The first problem I saw was that you can only run single-stage zaps on the free tier, which means that your trigger can only feed into one action, whereas I have three. Okay no problem, I thought. I can move the filtering into the custom JavaScript to cut out the first action and I suppose I can set something up using Amazon SES to send the invoice directly from the lambda function.

Fine. However the far larger limitation that I discovered later is that you are limited to just 100 executions per month! This means that if my dad were to receive more than 100 emails in a month then the app would stop running, which is a likely scenario. The next tier in Zapier costs almost £20/month which I was certainly not interested in paying, so Zapier became a no.

Amazon SES

Wracked with despair and the concept of having to figure out how to get this working in Azure, I remembered that I had set up a domain in SES a little while ago to play around and do some testing. I had the idea that I should be able to forward on the movement confirmation emails from my dad’s outlook account into my SES account and then trigger my lambda from there.

Super simple and reliable. I set up a rule on Outlook to forward on emails when the sender matches the intended sender and that lands in SES and configured the SES ruleset to trigger my lambda function. The function already knows how to parse the movement confirmation and generate an invoice, so all I needed to do was add the functionality to send the invoice in an email. I did that using the MailComposer module of Nodemailer and then used the sendRawEmail function in SES, as the sendEmail function has no way of sending attachments


const sesClient = new SES({})

const mail = new MailComposer({
    from: "Jack O'Hara <jack@my-domain.com",
    replyTo: 'Reply To Me <some-other-email@domain.com>',
    to: process.env.DESTINATION_EMAIL_ADDRESS,
    bcc: getBccAddresses(),
    // The in-reply-to header helps email clients to recognise
    // which emails should be linked together in a chain
    inReplyTo,
    subject: `RE: ${originalSubject}`,
    text: `Hi,\n\nPlease find invoice ${invoiceNumber} attached, with regards to movement confirmation ${movementConfirmation}.\n\nThanks`,
    attachments: [
        {
            filename: `Invoice ${invoiceNumber}.pdf`,
            content: invoice
        }
    ],
    // As with in-reply-to, references are added to help
    // email clients know what this email is linked to
    references: getReferences(references, inReplyTo)
})

// This is necessary if you want to have bcc recipients
const compiledMail = mail.compile() as MimeNode & {keepBcc: boolean}
compiledMail.keepBcc = true

const builtMail = await compiledMail.build()
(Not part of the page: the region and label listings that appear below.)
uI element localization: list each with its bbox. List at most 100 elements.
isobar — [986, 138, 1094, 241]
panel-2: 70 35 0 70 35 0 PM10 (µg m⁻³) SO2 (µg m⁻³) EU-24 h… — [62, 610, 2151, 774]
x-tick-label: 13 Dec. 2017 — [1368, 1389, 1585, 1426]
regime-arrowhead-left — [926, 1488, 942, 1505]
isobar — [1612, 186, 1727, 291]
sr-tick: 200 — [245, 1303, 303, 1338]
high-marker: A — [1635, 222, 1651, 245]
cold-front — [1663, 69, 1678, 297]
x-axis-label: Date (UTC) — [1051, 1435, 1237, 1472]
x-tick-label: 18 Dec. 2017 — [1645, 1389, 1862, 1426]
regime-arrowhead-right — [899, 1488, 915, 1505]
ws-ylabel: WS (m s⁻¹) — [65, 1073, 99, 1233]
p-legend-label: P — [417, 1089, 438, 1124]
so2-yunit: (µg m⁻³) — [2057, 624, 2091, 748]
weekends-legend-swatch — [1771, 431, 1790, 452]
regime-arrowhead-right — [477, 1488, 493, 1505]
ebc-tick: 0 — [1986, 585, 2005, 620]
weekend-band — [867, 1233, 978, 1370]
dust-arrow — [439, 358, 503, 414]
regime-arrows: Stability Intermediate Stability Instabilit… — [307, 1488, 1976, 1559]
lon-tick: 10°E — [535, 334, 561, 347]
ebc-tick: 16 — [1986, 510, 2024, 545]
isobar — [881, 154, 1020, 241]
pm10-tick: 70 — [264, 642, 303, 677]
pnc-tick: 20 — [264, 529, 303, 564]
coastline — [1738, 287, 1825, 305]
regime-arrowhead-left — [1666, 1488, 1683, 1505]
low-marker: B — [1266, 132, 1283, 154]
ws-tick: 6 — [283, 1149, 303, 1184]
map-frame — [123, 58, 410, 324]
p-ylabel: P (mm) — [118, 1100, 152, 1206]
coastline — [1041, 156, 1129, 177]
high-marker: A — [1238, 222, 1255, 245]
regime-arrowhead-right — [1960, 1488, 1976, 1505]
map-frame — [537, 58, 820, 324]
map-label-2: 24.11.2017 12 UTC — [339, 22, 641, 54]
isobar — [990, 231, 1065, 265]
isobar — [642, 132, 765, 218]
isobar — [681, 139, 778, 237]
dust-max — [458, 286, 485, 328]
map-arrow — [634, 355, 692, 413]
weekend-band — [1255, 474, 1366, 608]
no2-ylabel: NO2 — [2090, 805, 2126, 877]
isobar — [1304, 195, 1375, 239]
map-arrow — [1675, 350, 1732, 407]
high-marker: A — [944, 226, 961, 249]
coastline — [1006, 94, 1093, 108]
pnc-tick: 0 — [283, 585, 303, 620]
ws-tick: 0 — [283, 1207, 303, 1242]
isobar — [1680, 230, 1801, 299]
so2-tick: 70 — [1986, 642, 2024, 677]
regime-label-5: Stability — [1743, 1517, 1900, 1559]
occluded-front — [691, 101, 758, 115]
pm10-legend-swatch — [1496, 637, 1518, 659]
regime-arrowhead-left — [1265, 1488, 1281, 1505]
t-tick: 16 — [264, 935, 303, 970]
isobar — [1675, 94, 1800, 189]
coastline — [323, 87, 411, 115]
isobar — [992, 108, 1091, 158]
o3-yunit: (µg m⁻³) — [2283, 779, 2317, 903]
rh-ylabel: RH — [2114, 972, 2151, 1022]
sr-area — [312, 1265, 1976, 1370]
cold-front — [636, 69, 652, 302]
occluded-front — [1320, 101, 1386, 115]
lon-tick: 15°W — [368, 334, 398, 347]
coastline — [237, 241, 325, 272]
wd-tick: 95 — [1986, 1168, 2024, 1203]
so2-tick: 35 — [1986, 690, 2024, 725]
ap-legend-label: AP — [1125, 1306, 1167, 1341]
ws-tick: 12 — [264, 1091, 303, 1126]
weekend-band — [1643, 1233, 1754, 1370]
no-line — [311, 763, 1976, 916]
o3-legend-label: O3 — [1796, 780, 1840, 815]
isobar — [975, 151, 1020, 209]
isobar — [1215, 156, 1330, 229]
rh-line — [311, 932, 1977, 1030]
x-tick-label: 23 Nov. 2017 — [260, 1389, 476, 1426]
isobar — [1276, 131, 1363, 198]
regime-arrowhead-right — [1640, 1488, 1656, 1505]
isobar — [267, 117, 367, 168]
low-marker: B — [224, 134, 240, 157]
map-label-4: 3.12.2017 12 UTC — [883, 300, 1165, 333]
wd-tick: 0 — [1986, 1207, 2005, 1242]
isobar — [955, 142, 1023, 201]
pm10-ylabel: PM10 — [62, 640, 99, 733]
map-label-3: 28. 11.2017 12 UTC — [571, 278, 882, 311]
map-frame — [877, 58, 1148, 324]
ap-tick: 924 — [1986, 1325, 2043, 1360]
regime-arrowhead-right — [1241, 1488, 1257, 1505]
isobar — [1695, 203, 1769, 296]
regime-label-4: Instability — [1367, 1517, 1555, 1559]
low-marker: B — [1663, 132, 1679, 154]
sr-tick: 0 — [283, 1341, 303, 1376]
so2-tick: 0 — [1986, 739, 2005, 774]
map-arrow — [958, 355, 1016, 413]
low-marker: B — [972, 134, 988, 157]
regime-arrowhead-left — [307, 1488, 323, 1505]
await sesClient.sendRawEmail({
    RawMessage: { Data: builtMail }
})

Something to note…

The puppeteer part of the lambda function failed to work for me when I was running the function code from a zip file, so I had to convert it over to container image. I imagine this is because there’s some install script which makes sure that all the underlying chrome libraries are installed on the OS. My dockerfile is doing nothing fancy:


FROM public.ecr.aws/lambda/nodejs:16

COPY . ${LAMBDA_TASK_ROOT}

RUN npm ci

# Runs tsc
RUN npm run build 

CMD ["app.handler"]

Final thoughts

I’ve spent most of my evenings and weekends over the last two or three weeks developing this and, to be honest, it probably isn’t worth it. My dad is planning on retiring in the next couple of years so the amount of time it will save them is most likely less than the amount of time I spent developing it. But hopefully it relieves a little bit of stress in the time that it is running and I’ve also had fun and learned a lot which is usually the biggest reason I decide to take on side projects, anyway.

Something else to note is that this is basically free to run; the lambda invocations should be so low that I never incur a charge there; I’m only sending 4 or 5 emails a month so SES shouldn’t cost anything; the only charges that I will incur are storage costs for the emails in S3 and my container image in ECR.

Finally, I haven’t made the code for this repo public because some of my dad’s personal info is included in the pug template. I do plan on removing that and cleaning up the git history at some point in the future so that you can all see the code alongside this article - I’ll make sure to come back and edit this to include a link once I do!